People talk about IVF like it’s just science. But for us, it was faith. It was courage. It was surrender. And when it didn’t work… it was heartbreak. Not because God isn’t good. Not because I don’t believe He can. But because waiting hurts. Waiting is hard—especially as women. We’ve all heard it... "the clock is ticking." There’s this invisible deadline culture whispers to us—that we’re running out of time, and in a way they're right and in a way they're wrong. And if I’m honest, the longer I wait… the more I start to feel a strange shift... I start settling into the what is, instead of holding onto the what could be. The longer the wait, the more I get comfortable with it being just the two of us—my husband and me. And that’s a whole different kind of grief. Because it’s not just about waiting anymore... it’s about wondering if the dream is slowly fading.

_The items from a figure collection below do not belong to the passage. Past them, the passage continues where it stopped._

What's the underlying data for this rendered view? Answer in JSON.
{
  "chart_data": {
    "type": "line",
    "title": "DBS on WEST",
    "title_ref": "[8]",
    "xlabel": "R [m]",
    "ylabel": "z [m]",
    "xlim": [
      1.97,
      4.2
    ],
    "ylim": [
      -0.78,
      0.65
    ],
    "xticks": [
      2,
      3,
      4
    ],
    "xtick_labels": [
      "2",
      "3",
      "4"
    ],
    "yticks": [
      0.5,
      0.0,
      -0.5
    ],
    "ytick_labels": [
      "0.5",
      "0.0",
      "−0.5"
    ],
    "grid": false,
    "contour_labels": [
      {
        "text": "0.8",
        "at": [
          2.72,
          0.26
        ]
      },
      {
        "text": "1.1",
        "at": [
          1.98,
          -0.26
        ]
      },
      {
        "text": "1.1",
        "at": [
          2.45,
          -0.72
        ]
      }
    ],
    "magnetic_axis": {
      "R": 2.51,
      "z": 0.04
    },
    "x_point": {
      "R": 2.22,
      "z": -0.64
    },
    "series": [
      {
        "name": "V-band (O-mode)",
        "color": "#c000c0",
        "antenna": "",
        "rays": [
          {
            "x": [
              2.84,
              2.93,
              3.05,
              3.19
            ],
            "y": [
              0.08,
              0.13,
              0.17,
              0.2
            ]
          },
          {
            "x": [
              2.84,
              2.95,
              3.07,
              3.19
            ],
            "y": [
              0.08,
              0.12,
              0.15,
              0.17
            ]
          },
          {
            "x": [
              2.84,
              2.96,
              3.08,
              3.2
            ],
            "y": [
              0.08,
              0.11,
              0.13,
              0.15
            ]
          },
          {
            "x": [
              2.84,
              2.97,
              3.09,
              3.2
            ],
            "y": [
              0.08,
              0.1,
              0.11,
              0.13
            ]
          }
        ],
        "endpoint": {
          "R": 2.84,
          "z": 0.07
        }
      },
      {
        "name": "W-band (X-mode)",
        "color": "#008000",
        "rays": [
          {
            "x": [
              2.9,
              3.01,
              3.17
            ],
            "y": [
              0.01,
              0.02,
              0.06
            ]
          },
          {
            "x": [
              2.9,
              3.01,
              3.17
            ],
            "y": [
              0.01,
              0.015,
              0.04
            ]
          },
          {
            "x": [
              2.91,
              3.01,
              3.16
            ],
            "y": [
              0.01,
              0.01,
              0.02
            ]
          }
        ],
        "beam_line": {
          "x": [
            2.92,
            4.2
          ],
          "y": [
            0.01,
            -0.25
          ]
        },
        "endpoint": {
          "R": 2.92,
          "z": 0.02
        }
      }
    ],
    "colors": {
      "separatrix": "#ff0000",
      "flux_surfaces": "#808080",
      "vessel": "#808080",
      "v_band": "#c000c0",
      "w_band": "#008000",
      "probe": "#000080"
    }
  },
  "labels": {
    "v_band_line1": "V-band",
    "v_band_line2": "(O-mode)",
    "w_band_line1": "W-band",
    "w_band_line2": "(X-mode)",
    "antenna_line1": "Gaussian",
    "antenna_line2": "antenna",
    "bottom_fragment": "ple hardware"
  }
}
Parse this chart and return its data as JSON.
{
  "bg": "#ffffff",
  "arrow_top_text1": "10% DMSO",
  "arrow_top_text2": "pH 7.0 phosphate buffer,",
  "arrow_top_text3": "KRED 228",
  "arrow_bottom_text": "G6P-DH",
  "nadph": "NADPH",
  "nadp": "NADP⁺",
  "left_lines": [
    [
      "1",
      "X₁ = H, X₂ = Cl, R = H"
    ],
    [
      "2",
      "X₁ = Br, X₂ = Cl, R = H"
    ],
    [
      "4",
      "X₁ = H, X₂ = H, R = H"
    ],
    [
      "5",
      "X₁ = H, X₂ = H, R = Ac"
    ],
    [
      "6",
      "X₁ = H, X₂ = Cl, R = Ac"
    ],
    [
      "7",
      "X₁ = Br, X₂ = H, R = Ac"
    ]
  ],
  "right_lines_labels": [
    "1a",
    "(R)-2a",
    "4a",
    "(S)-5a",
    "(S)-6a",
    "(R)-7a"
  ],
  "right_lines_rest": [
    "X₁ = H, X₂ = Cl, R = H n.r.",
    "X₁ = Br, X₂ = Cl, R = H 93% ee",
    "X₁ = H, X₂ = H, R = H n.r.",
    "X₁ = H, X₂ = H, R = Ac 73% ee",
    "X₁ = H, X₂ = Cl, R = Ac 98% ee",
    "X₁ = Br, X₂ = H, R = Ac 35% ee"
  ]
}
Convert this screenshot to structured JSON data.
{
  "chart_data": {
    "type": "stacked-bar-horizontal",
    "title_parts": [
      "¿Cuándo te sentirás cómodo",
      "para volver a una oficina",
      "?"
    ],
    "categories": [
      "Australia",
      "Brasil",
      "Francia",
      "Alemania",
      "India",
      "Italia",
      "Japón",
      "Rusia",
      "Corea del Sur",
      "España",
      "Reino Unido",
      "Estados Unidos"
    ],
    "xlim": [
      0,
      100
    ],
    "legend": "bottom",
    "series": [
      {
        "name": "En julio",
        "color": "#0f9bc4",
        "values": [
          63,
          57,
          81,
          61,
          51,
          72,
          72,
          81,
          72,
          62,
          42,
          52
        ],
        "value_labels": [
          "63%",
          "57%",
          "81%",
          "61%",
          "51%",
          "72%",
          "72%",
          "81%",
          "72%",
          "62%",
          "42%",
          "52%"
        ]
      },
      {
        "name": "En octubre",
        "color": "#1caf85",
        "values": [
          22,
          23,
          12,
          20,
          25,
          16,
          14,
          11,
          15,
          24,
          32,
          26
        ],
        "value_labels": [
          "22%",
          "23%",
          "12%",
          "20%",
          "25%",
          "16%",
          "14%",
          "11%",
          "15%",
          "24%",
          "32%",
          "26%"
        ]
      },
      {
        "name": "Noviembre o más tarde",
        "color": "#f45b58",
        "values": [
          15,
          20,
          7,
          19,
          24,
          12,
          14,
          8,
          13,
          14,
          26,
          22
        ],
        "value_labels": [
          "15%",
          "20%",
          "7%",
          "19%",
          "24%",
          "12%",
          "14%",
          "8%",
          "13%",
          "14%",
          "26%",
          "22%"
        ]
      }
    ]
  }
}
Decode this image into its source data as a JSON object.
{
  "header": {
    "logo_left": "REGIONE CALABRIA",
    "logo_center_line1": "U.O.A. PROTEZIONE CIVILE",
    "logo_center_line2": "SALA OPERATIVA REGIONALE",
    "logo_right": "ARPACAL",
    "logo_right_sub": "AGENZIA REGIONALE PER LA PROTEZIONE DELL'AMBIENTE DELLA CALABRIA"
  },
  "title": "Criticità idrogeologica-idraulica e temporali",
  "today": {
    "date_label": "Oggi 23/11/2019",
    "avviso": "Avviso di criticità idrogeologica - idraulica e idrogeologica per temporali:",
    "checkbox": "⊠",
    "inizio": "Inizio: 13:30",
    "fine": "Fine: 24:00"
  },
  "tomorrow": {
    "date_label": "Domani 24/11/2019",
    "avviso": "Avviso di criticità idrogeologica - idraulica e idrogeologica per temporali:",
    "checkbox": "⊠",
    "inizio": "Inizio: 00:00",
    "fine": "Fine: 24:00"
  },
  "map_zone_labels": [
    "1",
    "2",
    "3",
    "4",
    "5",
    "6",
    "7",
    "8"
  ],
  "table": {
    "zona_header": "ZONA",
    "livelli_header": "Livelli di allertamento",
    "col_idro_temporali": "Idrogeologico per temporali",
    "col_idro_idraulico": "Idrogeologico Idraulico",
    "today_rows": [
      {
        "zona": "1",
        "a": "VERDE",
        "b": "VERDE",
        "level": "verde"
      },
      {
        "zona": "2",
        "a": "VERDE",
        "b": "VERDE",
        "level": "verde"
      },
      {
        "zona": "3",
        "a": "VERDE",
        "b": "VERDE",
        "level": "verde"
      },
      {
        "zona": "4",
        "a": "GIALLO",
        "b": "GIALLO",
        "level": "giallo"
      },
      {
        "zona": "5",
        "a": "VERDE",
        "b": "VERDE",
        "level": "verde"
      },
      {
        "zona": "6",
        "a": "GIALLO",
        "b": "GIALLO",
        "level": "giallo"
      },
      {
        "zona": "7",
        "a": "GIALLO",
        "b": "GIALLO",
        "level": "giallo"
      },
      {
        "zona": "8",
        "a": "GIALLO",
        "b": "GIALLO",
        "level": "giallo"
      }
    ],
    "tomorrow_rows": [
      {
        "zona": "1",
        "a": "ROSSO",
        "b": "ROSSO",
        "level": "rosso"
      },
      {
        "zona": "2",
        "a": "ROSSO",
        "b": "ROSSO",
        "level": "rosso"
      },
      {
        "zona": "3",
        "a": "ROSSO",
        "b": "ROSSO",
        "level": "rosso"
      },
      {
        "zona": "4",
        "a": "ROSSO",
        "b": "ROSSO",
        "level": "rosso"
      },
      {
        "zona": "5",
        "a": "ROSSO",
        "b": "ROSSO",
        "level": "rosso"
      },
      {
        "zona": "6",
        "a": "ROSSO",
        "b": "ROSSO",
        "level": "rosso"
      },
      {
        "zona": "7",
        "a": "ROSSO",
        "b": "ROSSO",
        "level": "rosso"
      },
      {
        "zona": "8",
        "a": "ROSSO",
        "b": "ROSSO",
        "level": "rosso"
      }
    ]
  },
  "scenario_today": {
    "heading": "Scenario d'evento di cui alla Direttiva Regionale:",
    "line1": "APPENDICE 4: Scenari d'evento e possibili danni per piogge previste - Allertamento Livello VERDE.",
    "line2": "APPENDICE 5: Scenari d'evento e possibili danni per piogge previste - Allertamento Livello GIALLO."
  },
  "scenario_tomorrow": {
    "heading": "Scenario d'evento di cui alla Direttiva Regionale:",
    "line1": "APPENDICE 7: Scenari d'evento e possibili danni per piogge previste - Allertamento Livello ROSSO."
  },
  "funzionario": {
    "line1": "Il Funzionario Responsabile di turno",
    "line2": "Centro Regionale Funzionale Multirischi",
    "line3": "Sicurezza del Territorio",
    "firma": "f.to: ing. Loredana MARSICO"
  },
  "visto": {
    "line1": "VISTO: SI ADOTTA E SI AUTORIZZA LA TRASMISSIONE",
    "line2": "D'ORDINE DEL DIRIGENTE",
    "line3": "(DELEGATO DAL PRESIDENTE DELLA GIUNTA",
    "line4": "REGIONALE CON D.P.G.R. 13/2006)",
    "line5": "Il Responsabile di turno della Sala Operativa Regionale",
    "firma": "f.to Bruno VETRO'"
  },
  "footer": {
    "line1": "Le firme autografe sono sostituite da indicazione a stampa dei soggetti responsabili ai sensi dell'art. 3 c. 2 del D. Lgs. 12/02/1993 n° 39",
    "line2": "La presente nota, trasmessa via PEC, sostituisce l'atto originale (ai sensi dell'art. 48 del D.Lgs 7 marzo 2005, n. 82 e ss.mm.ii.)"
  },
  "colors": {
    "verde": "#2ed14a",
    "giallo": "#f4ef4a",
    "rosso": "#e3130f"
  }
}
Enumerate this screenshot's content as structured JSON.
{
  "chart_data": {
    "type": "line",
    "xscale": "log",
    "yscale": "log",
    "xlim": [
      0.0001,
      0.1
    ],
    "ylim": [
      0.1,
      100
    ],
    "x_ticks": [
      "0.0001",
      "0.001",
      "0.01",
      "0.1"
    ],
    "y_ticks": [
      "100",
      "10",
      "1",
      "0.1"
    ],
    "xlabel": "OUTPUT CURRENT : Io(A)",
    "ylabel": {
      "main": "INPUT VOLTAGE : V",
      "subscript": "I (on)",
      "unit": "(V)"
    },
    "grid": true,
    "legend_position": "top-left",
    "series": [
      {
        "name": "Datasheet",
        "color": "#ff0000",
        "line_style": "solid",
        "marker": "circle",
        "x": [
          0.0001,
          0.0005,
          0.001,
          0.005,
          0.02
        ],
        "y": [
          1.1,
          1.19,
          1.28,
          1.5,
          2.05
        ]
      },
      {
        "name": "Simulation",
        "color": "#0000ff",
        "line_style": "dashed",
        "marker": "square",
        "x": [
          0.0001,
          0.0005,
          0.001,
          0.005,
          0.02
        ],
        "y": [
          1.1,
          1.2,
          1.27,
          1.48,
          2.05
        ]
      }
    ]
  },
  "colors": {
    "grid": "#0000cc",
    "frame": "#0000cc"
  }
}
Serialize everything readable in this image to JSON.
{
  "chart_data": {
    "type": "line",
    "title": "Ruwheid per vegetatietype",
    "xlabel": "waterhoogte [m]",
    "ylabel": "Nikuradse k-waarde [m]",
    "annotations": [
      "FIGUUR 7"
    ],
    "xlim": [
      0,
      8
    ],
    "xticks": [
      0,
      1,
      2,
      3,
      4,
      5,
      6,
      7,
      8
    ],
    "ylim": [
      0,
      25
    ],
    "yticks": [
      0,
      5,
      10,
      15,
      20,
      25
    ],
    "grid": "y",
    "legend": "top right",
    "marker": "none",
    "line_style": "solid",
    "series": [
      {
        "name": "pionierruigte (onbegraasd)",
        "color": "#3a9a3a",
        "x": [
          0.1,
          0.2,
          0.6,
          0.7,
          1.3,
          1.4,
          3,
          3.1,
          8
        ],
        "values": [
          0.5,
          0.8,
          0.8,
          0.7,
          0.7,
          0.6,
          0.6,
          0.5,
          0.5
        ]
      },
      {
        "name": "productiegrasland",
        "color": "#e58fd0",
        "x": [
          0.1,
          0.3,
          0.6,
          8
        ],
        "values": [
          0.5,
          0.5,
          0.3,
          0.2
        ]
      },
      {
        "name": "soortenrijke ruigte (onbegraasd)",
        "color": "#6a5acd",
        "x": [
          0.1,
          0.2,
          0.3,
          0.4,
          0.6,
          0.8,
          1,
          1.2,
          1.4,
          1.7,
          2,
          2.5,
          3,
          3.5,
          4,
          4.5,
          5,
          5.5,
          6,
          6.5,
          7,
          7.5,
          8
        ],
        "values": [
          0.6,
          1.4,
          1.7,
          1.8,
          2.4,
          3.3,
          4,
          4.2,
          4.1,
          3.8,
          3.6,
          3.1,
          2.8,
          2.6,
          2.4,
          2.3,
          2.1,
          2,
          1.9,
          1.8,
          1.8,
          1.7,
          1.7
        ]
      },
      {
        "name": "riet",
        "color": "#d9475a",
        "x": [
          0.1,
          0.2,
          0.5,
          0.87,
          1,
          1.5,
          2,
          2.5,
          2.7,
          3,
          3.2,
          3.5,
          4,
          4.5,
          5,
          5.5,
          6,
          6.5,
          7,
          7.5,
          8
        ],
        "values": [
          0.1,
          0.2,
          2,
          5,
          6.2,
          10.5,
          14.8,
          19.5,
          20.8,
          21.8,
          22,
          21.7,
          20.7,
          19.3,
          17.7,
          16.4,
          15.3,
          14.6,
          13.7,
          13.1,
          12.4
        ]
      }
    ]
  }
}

But sometimes I catch glimpses of something else in the waiting. When we lived in our old home, we had a bedroom that we intentionally left empty.We kept saying one day it would become the nursery. Every time I walked past that room, it felt like a quiet reminder of the prayer we were still waiting on. When we moved almost a year ago, I remember saying very clearly, “absolutely not. We are doing something with every room.” No more empty spaces just waiting for a miracle. Because sometimes the waiting can start to feel like a hallway you’re stuck standing in. But looking back now, I can see something I didn’t notice before. The wait hasn’t been empty. In this season we’ve become more financially stable. We both have good jobs. My husband has reconciled with his mom. Even our dogs, who have been part of every chapter of our marriage, are getting older now… probably in their final seasons with us. And sometimes I wonder if God knew we needed this time. Time to grow. Time to heal relationships. Time to build a life that’s steadier than it was before.
And that’s when I’m reminded of something Scripture shows us over and over again... God doesn’t operate on our clock. God doesn’t operate on our clock. He isn’t limited by time, biology, or statistics. He’s the God who gave Sarah a child when everyone else said it was impossible. Now God, if you're reading this... please, I do not want to be a Sarah! Haha. He’s the God who saw Hannah’s tears and didn’t shame her for them. He’s the God who keeps every promise—even when it takes longer than we thought.
Isaiah 64:4 says, "for since the world began, no ear has heard and no eye has seen a God like you,
who works for those who wait for him!" Wait for Him. Not wait for the perfect moment. Not wait for the outcome. Wait for Him. Because delayed does not mean denied. Ya'll waiting is HARD for me, I am not a patient person. I've waited five years, I've even looked up to the skies and waved and said under my breath on a walk... "hello God, I'm still waiting..." Not sure if he heard it, because I'm still waiting, but hopefully I gave him a good laugh, because I said that in complete sarcasm and humor.
Even when the door hasn’t opened yet. Even when the test is negative, month after month, year after year. Even when the miracle hasn’t come in the way you imagined. Delayed doesn’t mean forgotten. It means God is still writing. And friend, sometimes the hardest, holiest thing we can do is sit in the middle of an unfinished story and still say, “God, I trust You anyway.”
SHE Walks in Faith
What is one area in your life where you’ve mistaken delay for denial?
In what ways has your faith grown during the wait?
What would it look like for you to trust God without a timeline?
🩷 Prayer
Lord, You know how hard this wait has been. You know the tears, the prayers, the quiet surrender. Help me not to confuse delay with denial. Help me not to resent the wait, but to rest in it. And when my heart starts to settle into “maybe not,” remind me that You are still good—even when the story is still being written. Amen.